Comment by mmooss
16 days ago
An essential question is, what is the political angle for Trump and the right wing? They know what they are doing. They know it will cause economic calamity.
They often seek to create calamity and crisis - with Covid; spreading fear (of immigrants, etc.), hatred and violence; disrupting health, education, and housing; international peace and security (NATO, Ukraine, etc.). You never see them spreading calm and peace - crisis seems necessary to their movement.
Tanking the economy does the same thing, but it is a much bigger step that impacts many of their supporters. What is their exit plan?
I expect part of their plan is to blame others: They will blame Democrats somehow, and other political enemies - it doesn't need any basis because the Dems don't have any effective means of refuting it to the public; whatever the GOP says becomes reality. I suspect they'll use it to ramp up hatred and fear, blaming their current objects of hatred such as immigrants, minorities, certain religions (a traditional object of blame, the right has already been normalizing antisemitism and general prejudice - which makes antisemitism inevitable. Rogan recently hosted a conspiracy theorist blaming Jewish people for 9/11, for example - how long before does he blames them for the economy, 'undermining President Trump'), liberals, etc.
Edit: I did some rewording
I've been thinking about this same thing. Trying to figure out what the endgame is with all of this. I can only come to one meaningful conclusion. Preparing for a future war with China. In that context, everything starts to make sense. The whole point of these tariffs is two pronged. One, make the rest of the world pick a side. And two, attempt to disconnect global dependence on China.
Making America "stand on its own two feet" would give it a lot of freedom in making choices that are at odds with future super powerful China that is no longer benevolent.
> Making America "stand on its own two feet" would give it a lot of freedom in making choices that are at odds with future super powerful China that is no longer benevolent.
The idea that relationships reduce your independence is almost childish, like a 18 year old who things they tie you down and they'll go it alone in life. It's through relationships that people - and nations - have power. The US by itself can't afford to do much. Now the, again, vast network of US allies - including in that theater Japan, South Korea, the Philippines, Australia, to an extent India - share the burden.
> freedom in making choices that are at odds with future super powerful China that is no longer benevolent.
The US has disconnected itself from China for years now. China has little influence politically in the US.
What happened was China became extremely nationalistic, threatened and abused everyone, and the US moved in and allied with all its new enemies.
However, as the US becomes extremely nationalistic, threatening and abusing everyone, China is now moving in and building relationships.

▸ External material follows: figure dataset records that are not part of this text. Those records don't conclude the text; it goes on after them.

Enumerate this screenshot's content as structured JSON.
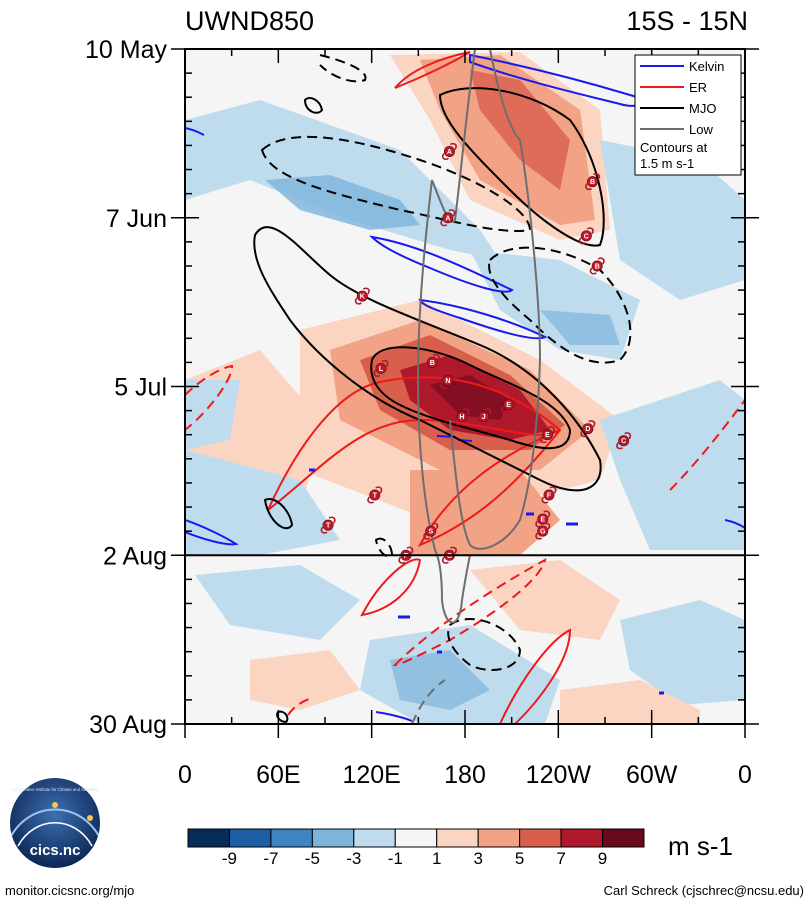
{
  "chart_data": {
    "type": "heatmap",
    "variant": "hovmoller",
    "title_left": "UWND850",
    "title_right": "15S - 15N",
    "xlabel": "",
    "ylabel": "",
    "x_tick_labels": [
      "0",
      "60E",
      "120E",
      "180",
      "120W",
      "60W",
      "0"
    ],
    "x_range_deg_east": [
      0,
      360
    ],
    "y_tick_labels": [
      "10 May",
      "7 Jun",
      "5 Jul",
      "2 Aug",
      "30 Aug"
    ],
    "y_range_days": [
      0,
      112
    ],
    "observed_through_day": 84,
    "colorbar": {
      "ticks": [
        "-9",
        "-7",
        "-5",
        "-3",
        "-1",
        "1",
        "3",
        "5",
        "7",
        "9"
      ],
      "units": "m s-1",
      "colors": [
        "#082c5a",
        "#1c5da3",
        "#3d85c0",
        "#7db4db",
        "#bfdcee",
        "#f5f5f5",
        "#fbd4c2",
        "#f2a285",
        "#d95f4d",
        "#b0182b",
        "#680a1c"
      ]
    },
    "legend": [
      {
        "label": "Kelvin",
        "color": "#1a1aee"
      },
      {
        "label": "ER",
        "color": "#ee1a1a"
      },
      {
        "label": "MJO",
        "color": "#000000"
      },
      {
        "label": "Low",
        "color": "#6e6e6e"
      }
    ],
    "legend_note_line1": "Contours at",
    "legend_note_line2": "1.5 m s-1",
    "storms": [
      {
        "letter": "A",
        "lon": 170,
        "day": 17
      },
      {
        "letter": "B",
        "lon": 262,
        "day": 22
      },
      {
        "letter": "C",
        "lon": 258,
        "day": 31
      },
      {
        "letter": "B",
        "lon": 265,
        "day": 36
      },
      {
        "letter": "A",
        "lon": 169,
        "day": 28
      },
      {
        "letter": "K",
        "lon": 114,
        "day": 41
      },
      {
        "letter": "B",
        "lon": 159,
        "day": 52
      },
      {
        "letter": "L",
        "lon": 126,
        "day": 53
      },
      {
        "letter": "N",
        "lon": 169,
        "day": 55
      },
      {
        "letter": "E",
        "lon": 208,
        "day": 59
      },
      {
        "letter": "H",
        "lon": 178,
        "day": 61
      },
      {
        "letter": "J",
        "lon": 192,
        "day": 61
      },
      {
        "letter": "D",
        "lon": 259,
        "day": 63
      },
      {
        "letter": "E",
        "lon": 233,
        "day": 64
      },
      {
        "letter": "C",
        "lon": 282,
        "day": 65
      },
      {
        "letter": "T",
        "lon": 122,
        "day": 74
      },
      {
        "letter": "F",
        "lon": 234,
        "day": 74
      },
      {
        "letter": "T",
        "lon": 92,
        "day": 79
      },
      {
        "letter": "E",
        "lon": 230,
        "day": 78
      },
      {
        "letter": "G",
        "lon": 230,
        "day": 80
      },
      {
        "letter": "S",
        "lon": 158,
        "day": 80
      },
      {
        "letter": "F",
        "lon": 142,
        "day": 84
      },
      {
        "letter": "O",
        "lon": 170,
        "day": 84
      }
    ]
  },
  "footer": {
    "logo_text": "cics.nc",
    "logo_ring_text": "Cooperative Institute for Climate and Satellites",
    "left": "monitor.cicsnc.org/mjo",
    "right": "Carl Schreck (cjschrec@ncsu.edu)"
  }
}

It's their own back yard, so it is hard to compete if you act like just another nationalistic dicatatorship.
> In that context, everything starts to make sense.
In that context, a lot of it does not make sense. Why the threats about annexing Canada or Greenland? Why the tariffs and extremely hostile rhetoric towards all allies? If you are preparing for a war, the stupidest thing you could do is to alienate your allies and push them toward your adversary. China is already approaching the EU, and I am sure they are negotiating with other key players too. China even agreed on a joint response to the tariffs with Japan and South Korea. Let that sink in - China, together with Japan and South Korea!
> One, make the rest of the world pick a side. And two, attempt to disconnect global dependence on China.
Logically this may well push many to greater trade with China.
China has a growing middle consumer class already greater in number than the total population of the USofA. China already has global scale manufacturing in place, now looking for fresh markets as US markets lower demand due to tariffs.
Smaller countries, say Australia, can trade their wagyu beef to China now that the US has tariff'd the US demand down towards zero .. in a number of ways the US has removed itself from global trade which will continue on with or without it.
The tech-right of musk, thiel, vance, andreessen etc are enacting the "reboot" envisioned by curtis yarvin, he wrote about it calling it "the butterfly revolution" iirc. The rest are just trying to roll back 80 years of social change along with reestablishing segregation but as national policy this time.
And yeah I think your read on how they'll manage the fallout of this is correct.
I think you’re right, and they’ve found their useful idiot in Trump.
As for Trump himself, I think he truly believes the rest of the world is taking advantage of the US and tariffs are a way of setting things right. My guess is that in his view, the country (or at the least the rich people he cares about) will benefit from all this.
> As for Trump himself, I think he truly believes the rest of the world is taking advantage of the US and tariffs are a way of setting things right. My guess is that in his view, the country (or at the least the rich people he cares about) will benefit from all this.
I don't think he has any such belief, and would abandon those 'beliefs' in an instant if it suited the only thing he cares about, himself.